What is PHP?

   

PHP is an open source programming language. As PHP is very simple to learn it is often associated with amateur website construction, however professional PHP developers are capable of producing code rivaling that of more complex languages such as Perl. With the object oriented nature of PHP5, the language bridges the gap between a simple scripting language and a full-fledged programming language. Additionally, PHP is not confined to the web only, as Linux and other Unix-based computers can run PHP applications from the command line. Although the language provides binding to GTK+ and other GUI libraries, it is not well suited for GUI applications. Therefore, no GUI PHP apps are widely distributed. PHP has native functions for interfacing with a wide variety of other technologies, such as MySQL, .NET, GeoIP, and literally hundreds more.
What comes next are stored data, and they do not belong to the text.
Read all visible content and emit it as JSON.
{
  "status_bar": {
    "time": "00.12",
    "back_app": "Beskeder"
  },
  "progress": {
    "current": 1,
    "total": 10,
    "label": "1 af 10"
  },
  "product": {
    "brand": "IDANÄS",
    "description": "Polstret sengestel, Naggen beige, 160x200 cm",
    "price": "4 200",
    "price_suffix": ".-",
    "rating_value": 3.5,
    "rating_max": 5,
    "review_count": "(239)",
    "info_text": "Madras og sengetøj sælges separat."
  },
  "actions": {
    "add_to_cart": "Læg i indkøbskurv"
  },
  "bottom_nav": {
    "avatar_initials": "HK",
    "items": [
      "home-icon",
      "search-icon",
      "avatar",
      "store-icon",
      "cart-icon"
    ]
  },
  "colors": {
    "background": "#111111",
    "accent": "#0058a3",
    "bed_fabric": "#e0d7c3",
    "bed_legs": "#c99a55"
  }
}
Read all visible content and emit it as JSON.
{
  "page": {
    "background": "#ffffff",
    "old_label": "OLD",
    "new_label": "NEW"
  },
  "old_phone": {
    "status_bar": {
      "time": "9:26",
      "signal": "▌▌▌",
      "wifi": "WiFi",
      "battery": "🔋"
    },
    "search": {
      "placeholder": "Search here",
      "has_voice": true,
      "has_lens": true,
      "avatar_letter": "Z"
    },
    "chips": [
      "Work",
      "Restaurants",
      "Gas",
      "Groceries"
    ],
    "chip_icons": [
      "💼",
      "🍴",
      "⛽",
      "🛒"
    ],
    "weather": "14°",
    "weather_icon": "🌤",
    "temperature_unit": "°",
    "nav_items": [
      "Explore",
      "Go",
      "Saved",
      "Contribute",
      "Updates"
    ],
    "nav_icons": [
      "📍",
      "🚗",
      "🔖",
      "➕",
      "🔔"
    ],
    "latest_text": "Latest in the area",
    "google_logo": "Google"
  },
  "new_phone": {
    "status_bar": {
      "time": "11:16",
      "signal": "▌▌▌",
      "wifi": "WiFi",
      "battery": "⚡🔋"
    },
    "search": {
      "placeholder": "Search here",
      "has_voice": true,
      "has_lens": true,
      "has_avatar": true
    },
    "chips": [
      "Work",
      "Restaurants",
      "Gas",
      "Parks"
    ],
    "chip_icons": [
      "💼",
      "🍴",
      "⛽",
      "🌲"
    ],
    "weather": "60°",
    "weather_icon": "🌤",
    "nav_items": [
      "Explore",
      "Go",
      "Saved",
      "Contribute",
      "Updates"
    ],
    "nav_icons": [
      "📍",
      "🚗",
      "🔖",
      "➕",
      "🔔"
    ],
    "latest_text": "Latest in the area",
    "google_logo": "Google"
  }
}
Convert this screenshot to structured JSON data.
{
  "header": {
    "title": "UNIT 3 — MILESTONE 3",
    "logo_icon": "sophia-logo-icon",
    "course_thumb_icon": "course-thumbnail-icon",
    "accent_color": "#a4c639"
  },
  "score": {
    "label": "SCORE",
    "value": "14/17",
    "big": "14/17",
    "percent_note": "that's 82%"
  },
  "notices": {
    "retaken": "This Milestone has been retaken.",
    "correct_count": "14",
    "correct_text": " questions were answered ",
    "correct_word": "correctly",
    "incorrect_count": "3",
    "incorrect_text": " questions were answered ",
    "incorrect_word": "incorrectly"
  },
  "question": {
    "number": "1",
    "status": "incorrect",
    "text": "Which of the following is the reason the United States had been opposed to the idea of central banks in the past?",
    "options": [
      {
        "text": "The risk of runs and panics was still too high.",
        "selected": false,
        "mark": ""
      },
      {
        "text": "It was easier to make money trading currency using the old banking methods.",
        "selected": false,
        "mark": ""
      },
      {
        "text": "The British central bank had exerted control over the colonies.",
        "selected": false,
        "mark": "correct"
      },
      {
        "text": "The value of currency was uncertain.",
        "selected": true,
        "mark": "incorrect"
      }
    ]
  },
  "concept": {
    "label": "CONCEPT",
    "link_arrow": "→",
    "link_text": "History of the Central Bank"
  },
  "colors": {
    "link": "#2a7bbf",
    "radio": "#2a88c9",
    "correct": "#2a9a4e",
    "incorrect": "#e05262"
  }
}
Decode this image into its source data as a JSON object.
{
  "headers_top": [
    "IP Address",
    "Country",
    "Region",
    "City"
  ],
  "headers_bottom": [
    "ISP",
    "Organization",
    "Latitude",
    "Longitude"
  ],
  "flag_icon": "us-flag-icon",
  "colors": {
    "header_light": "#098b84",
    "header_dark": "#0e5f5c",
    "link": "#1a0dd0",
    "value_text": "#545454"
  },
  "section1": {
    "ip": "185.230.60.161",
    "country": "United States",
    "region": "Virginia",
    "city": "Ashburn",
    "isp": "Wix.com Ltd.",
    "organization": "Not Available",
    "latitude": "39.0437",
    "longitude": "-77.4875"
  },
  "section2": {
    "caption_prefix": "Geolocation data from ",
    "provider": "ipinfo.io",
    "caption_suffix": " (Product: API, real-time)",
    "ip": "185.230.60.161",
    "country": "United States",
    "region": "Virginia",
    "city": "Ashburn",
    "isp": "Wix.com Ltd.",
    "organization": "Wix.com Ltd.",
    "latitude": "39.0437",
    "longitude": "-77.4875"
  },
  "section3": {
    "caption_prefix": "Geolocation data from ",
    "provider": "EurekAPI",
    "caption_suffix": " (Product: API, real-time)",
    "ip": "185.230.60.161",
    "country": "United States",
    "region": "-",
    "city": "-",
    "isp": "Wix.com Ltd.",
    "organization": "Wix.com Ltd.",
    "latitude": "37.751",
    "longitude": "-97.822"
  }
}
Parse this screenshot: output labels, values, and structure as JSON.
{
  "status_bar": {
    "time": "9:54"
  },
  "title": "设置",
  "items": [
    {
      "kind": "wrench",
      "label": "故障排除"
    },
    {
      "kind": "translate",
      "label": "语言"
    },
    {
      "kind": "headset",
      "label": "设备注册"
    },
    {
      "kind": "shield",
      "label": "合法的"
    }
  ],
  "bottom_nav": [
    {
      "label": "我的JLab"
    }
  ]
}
PHP began life as a set CGI binaries written in C by Rasmus Lerdorf to maintain his personal homepage. The first public release of "Personal Home Page Tools" was in 1995, and two years later it was rewritten by two Israeli university students, Andi Gutmans and Ze'ev Suraski. The resulting PHP3 was a huge success, and quickly overtook CGI Perl programming as the preferred method for creating dynamic web content. Today, PHP is developed and managed by Andi and Ze'ev through their company Zend Technologies. The languages' acronym was changed to the recursive "PHP: Hypertext Preprocessor".

In addition to praise, PHP has seen its share of criticism. Most of the common complaints against PHP are valid for all 'scripting' languages, however there are valid complains specific to PHP. For one, there is no consistent naming structure across functions. While most functions use noun_verb() naming, there are examples of verb_noun() functions. Still other functions are nounVerb() and others are verbNoun(). Another common gripe with PHP is the redundancy of functions. With well over 3000 built-in functions, PHP has many functions that are simple variations of one another. Despite this, they are often incompatible in regards to syntax, with some using function($needle, $haystack) syntax and other using function($haystack, $needle) syntax. However, by far the most common gripe about PHP is the magic quotes issue. Early versions of PHP had automatically added slashes to user text, to avoid SQL injection issues. Newer versions of the language have this feature turned off by default. So any portable code must check if this feature is running before handling user text. This adds unnecessary complexity to scripts, a absurdity as this feature was designed to actually reduce code burden.